Massachusetts Supreme Judicial Court Announces Important New In-Court Identification Rule

The Massachusetts Supreme Judicial Court today enacted a new rule related to the situation in which a witness identifies the defendant as the perpetrator of a crime for the first time in open court in front of the jury.  The name of the case is Commonwealth v. Crayton.

The Middlesex Grand Jury returned two indictments against the defendant charging him with possessing child pornography.  During the afternoon of January 21, 2009, an eighth grade student was doing homework in the basement of the Cambridge Public Library.  A short, white, bald man with a little beard and glasses was sitting at an adjacent computer and was looking at a picture of a girl who might have been naked.  The student asked her friend to look at the computer and he also saw an image f a young child wearing no clothes.  Library employees later examined the computer and found two video clips on the computer depicting a young girl naked and masturbating.  One of the library employees saw the defendant but was thereafter unable to identify him on a photo array given to him by the police.

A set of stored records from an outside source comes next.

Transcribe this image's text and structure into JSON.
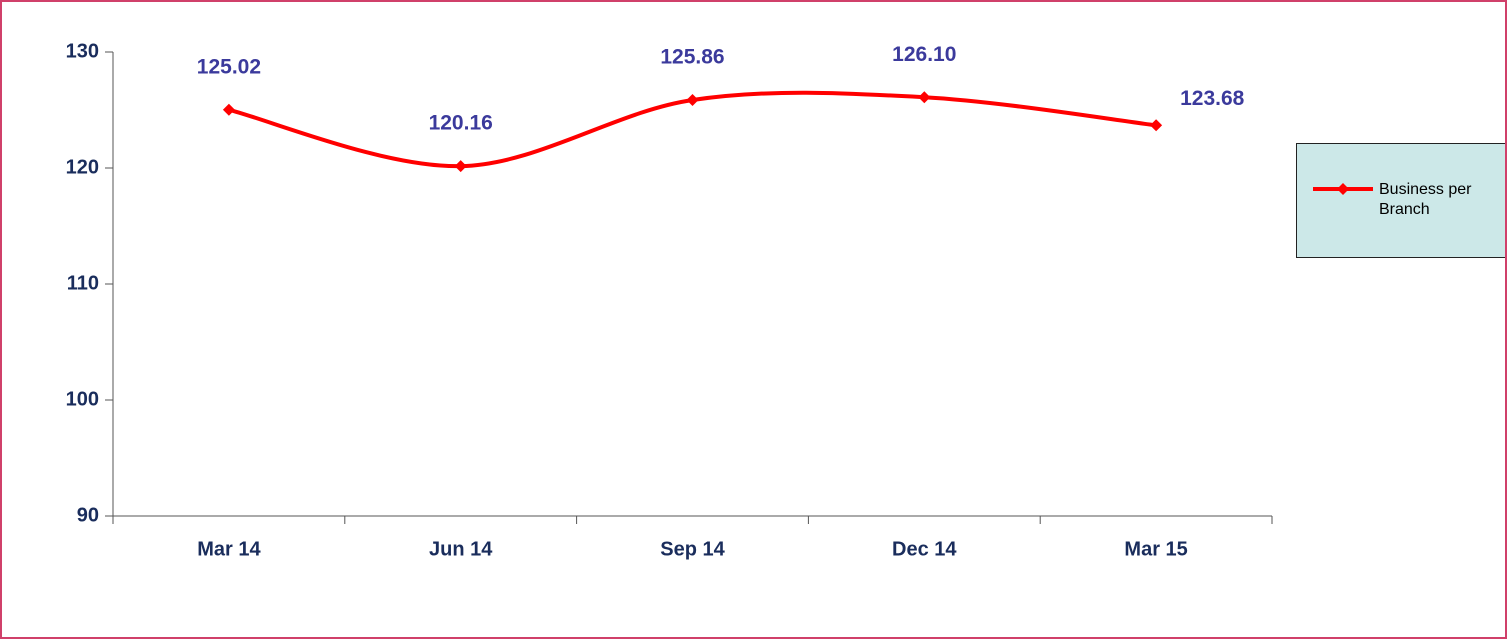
{
  "chart_data": {
    "type": "line",
    "categories": [
      "Mar 14",
      "Jun 14",
      "Sep 14",
      "Dec 14",
      "Mar 15"
    ],
    "series": [
      {
        "name": "Business per Branch",
        "color": "#ff0000",
        "values": [
          125.02,
          120.16,
          125.86,
          126.1,
          123.68
        ],
        "value_labels": [
          "125.02",
          "120.16",
          "125.86",
          "126.10",
          "123.68"
        ]
      }
    ],
    "ylim": [
      90,
      130
    ],
    "yticks": [
      90,
      100,
      110,
      120,
      130
    ],
    "smooth": true,
    "legend": "right",
    "grid": false
  }
}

The following day, a man meeting the description given by the student was in the Cambridge Public Library using a computer.  The man admitted he had used the computer but denied looking at child pornography.  A subsequent forensic examination of the computer’s hard drive revealed the presence of a large amount of child pornography.

Nobody identified the defendant before the trial began.  Neither of the students were asked, either by the Middlesex District Attorney’s Office or the Cambridge Police, to try to identify the defendant in a nonsuggestive way (by reviewing a photo array where the defendant’s picture was one of eight similar-looking men).  Instead, the Middlesex District Attorney’s Office decided to have the witnesses identify the defendant in court, in front of the jury.  The students had not seen this man for more than two years, but there was no worry that they wouldn’t be able to identify the defendant – he was the only non-lawyer sitting at the defense table.  Sure enough, to the surprise of nobody, both students were able to identify the defendant as the man they saw more than two years earlier in the Cambridge Library.

The defense lawyer asked the judge to preclude to Commonwealth from offering such an absurd suggestive identification procedure – one that really created a farce in the courtroom.  The trial judge admitted that an in-court identification always has some suggestiveness to it, but allowed the procedure to go forward anyway.

The Supreme Judicial Court noted that the Massachusetts Constitution prohibits introduction of an identification procedure where the identification is so unnecessarily suggestive and conducive to irreparable misidentification that its admission would deprive the defendant his due process rights.  The Court pointed out that where a witness at trial is asked to identify the defendant, it will be easy for the witness to infer who the defendant is based on where he is sitting in the courtroom.  The Court said an in-court identification procedure is particularly suggestive, because a witness will conclude that the prosecutor, following an investigation, concluded that the defendant was the suspect sought by the police.  Therefore, there is danger that a witness will identify the defendant out of loyalty to the prosecutor rather than because the witness remembers what the suspect looked like.

Ultimately, the Supreme Judicial Court ruled that in-court identification procedures will not be permissible when there was no prior out-of-court identification procedure unless there exists a “good reason” for the in-court identification procedure to take place.  Good cause may exist when the witness and the defendant previously knew each other, so it is obvious that the witness would be able to identify the defendant.  Good cause may also exist when the witness is a police officer who witnessed the defendant commit a crime and arrested the defendant, and would be able to easily confirm that the defendant at trial was the person he arrested.

This is an excellent decision from a Court that has recently issued a series of smart, commonsense decisions related to the rights of criminal defendants.  The bogus identification procedure that existed in this case, and has existed regularly in Middlesex County for years, should never sully a criminal case again.